Investigado por incendiar amigo durante confraternização é preso; defesa nega intenção de matar

Já a defesa do investigado afirma que irá recorrer da decisão e sustenta que o jovem nunca teve intenção de matar.

O jovem de 22 anos investigado por incendiar outro rapaz, também de 22 anos, durante uma confraternização na comunidade rural de Retiro da Roça, em Lagamar, em junho deste ano, foi preso preventivamente na manhã desta quinta-feira (02). O advogado da vítima acredita que a medida reforça o entendimento de que o caso é tratado como tentativa de homicídio. Já a defesa do investigado afirma que irá recorrer da decisão e sustenta que o jovem nunca teve intenção de matar.

O advogado da vítima, Tiago Alves, informou que a família recebeu a notícia da prisão com alívio. Segundo ele, o jovem queimado continua internado em estado delicado no Hospital Regional Antônio Dias, em Patos de Minas, sem previsão de alta e passando por diversas cirurgias. Ele ressaltou que os curativos são considerados de alta complexidade e que o paciente ainda enfrenta muitas dificuldades, inclusive para permanecer sentado durante os atendimentos médicos.
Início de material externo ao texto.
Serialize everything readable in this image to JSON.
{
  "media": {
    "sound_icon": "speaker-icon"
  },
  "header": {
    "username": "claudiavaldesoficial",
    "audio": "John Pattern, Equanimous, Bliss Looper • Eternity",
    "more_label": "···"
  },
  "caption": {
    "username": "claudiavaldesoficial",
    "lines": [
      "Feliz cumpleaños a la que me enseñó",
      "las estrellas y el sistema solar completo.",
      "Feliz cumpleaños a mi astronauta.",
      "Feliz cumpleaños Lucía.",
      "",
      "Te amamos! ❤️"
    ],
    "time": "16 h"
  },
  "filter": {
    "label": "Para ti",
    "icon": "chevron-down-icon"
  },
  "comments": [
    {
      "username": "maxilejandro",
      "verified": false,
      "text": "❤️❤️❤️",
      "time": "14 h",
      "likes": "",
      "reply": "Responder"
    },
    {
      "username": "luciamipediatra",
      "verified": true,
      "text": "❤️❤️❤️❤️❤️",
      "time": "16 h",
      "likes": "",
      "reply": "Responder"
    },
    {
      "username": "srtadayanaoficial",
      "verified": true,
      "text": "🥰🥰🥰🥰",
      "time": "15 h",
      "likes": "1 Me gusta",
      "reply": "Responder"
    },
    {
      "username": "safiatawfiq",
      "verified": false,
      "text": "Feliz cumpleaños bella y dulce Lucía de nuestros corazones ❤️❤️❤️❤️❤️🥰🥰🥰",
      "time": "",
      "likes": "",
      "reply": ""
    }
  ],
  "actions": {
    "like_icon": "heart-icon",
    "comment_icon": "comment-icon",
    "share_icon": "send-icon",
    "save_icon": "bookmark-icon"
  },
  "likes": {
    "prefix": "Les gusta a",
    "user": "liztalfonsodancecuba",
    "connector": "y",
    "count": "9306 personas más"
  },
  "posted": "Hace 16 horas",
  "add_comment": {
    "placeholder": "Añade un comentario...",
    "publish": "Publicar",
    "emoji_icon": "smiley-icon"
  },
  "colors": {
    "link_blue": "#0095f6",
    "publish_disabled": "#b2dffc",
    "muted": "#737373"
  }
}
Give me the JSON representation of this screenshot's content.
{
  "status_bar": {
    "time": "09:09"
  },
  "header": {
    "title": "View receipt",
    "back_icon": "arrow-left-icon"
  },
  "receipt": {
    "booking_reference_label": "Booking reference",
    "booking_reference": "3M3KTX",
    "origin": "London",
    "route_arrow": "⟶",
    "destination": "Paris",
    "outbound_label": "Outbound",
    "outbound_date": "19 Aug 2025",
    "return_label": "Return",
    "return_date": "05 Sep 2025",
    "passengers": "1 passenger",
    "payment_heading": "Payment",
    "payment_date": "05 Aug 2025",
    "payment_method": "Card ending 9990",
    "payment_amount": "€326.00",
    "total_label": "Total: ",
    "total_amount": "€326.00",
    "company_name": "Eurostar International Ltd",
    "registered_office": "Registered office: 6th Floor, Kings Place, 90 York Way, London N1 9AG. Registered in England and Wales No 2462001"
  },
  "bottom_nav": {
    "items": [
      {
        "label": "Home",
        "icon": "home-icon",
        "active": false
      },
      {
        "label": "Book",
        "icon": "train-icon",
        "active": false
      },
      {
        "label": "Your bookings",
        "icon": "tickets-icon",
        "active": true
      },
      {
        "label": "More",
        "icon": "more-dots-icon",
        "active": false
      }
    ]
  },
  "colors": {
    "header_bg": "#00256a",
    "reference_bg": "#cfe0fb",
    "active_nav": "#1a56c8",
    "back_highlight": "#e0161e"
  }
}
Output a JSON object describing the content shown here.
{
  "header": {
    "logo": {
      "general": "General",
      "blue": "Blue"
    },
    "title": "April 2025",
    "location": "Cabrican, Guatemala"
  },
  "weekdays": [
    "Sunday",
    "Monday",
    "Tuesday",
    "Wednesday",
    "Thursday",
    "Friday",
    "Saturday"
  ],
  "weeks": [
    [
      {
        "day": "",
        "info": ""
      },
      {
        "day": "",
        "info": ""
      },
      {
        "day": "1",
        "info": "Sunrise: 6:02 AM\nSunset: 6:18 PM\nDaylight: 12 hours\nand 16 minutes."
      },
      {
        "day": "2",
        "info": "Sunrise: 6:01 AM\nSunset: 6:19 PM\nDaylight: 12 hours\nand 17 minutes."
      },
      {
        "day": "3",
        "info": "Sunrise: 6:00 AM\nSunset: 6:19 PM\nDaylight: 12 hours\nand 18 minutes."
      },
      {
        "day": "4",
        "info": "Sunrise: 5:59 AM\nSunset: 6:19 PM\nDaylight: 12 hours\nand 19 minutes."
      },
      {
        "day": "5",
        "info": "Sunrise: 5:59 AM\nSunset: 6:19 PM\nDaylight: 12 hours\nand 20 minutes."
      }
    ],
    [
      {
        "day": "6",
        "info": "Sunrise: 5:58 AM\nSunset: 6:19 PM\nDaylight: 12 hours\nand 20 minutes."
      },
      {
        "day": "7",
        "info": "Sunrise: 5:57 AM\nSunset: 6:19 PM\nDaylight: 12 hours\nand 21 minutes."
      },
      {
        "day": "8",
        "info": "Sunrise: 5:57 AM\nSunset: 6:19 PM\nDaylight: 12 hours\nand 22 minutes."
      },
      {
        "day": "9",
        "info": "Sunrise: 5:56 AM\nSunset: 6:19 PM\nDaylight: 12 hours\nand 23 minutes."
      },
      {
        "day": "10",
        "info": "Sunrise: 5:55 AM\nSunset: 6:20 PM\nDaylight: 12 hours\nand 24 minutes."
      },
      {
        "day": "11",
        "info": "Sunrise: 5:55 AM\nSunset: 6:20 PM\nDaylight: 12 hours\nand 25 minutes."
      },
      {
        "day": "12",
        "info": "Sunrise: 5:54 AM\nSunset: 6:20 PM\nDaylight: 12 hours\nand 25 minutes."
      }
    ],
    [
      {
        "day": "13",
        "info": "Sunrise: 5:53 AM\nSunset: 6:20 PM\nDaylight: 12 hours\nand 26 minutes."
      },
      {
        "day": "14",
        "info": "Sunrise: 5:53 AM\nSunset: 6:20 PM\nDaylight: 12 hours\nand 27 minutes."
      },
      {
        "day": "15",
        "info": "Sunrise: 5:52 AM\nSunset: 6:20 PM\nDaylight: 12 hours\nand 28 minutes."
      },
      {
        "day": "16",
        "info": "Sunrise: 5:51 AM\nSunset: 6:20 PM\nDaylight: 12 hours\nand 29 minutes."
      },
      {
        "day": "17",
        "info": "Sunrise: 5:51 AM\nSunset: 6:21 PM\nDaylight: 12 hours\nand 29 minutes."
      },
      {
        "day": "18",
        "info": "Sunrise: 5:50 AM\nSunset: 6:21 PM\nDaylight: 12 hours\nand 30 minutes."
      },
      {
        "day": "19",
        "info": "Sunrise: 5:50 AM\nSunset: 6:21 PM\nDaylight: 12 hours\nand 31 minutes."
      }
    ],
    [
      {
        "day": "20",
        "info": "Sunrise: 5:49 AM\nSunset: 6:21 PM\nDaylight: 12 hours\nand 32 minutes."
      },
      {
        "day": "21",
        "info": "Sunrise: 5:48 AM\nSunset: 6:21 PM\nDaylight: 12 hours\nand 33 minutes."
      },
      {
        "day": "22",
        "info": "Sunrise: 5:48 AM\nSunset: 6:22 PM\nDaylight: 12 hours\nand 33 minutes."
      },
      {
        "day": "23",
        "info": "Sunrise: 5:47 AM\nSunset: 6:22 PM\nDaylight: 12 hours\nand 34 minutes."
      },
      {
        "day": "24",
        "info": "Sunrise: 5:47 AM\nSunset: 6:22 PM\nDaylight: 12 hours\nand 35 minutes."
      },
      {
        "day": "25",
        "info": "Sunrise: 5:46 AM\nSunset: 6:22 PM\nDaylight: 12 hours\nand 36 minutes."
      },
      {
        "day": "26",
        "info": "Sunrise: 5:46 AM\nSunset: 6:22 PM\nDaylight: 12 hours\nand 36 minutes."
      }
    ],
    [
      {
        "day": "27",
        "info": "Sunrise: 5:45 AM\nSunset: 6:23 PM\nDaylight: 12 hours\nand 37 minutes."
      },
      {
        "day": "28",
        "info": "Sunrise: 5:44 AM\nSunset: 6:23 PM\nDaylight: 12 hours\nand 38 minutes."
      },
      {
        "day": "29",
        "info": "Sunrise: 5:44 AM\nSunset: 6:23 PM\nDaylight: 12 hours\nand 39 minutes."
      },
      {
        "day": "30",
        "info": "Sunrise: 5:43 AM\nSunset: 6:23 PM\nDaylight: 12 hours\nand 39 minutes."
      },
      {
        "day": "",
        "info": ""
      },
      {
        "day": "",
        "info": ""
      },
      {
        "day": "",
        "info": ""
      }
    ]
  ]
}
O advogado afirmou acreditar que o investigado poderá responder por tentativa de homicídio qualificado, cabendo agora à Justiça dar sequência ao processo, que poderá ser submetido ao Tribunal do Júri.


Por outro lado, o advogado de defesa do investigado, Cássio Araújo, afirmou que respeita a decisão judicial, mas discorda da decretação da prisão preventiva. De acordo com ele, desde o início das investigações o cliente foi colocado à disposição da Polícia Civil para prestar esclarecimentos. Durante esse período, segundo o advogado, o jovem permaneceu em Lagamar, não tentou fugir e continuou residindo no mesmo endereço.

Cássio ressaltou ainda que o próprio investigado também sofreu queimaduras de segundo e terceiro graus na perna esquerda durante o episódio, o que teria, inclusive, impedido que ele trabalhasse normalmente nas últimas semanas. A defesa informou que adotará todas as medidas judiciais cabíveis para tentar reverter a prisão preventiva.

Questionado sobre a versão do investigado para os fatos, Cássio Araújo informou que, neste momento, o cliente permanecerá em silêncio por orientação da defesa. Segundo ele, como o investigado havia sido colocado à disposição para prestar esclarecimentos, mas acabou preso antes de ser ouvido, a estratégia será apresentar sua versão dos acontecimentos apenas durante a fase judicial do processo.

Apesar de não antecipar detalhes da defesa, Cássio afirmou que o investigado nunca teve intenção de matar a vítima. Como argumento, destacou que o próprio jovem também sofreu queimaduras durante o episódio, o que, na visão da defesa, demonstra que ele igualmente se expôs ao risco e não agiu com a intenção de provocar a morte do amigo.


O dia do ocorrido

O incêndio aconteceu no dia 7 de junho de 2026. Os jovens e outras pessoas participavam de uma confraternização em uma residência na comunidade rural de Retiro da Roça, em Lagamar.

De acordo com informações divulgadas anteriormente pelo advogado da vítima, Tiago Alves, o jovem relatou que, momentos antes do ocorrido, havia colocado uma música para tocar no celular. O investigado teria se irritado ao ouvir a canção porque ela teria sido utilizada anteriormente por ele em outra festa.

Ainda conforme o relato, o suspeito teria ido para um quarto acompanhado da namorada e colocado a mesma música em uma caixa de som do tipo "boombox" para disfarçar uma possível relação sexual. O episódio teria se tornado motivo de brincadeiras entre os amigos.

Segundo o advogado da vítima, a irritação provocada pela lembrança desse episódio teria motivado a ação do suspeito. A vítima afirma que já estava dentro da barraca quando o combustível foi derramado e o fogo iniciado. Conforme o relato, o investigado teria jogado gasolina sobre a barraca e, em seguida, ateado fogo com um isqueiro.

O caso segue sendo investigado pela Polícia Civil. Enquanto a vítima permanece internada em recuperação, o investigado permanecerá preso preventivamente à disposição da Justiça, até novas decisões judiciais.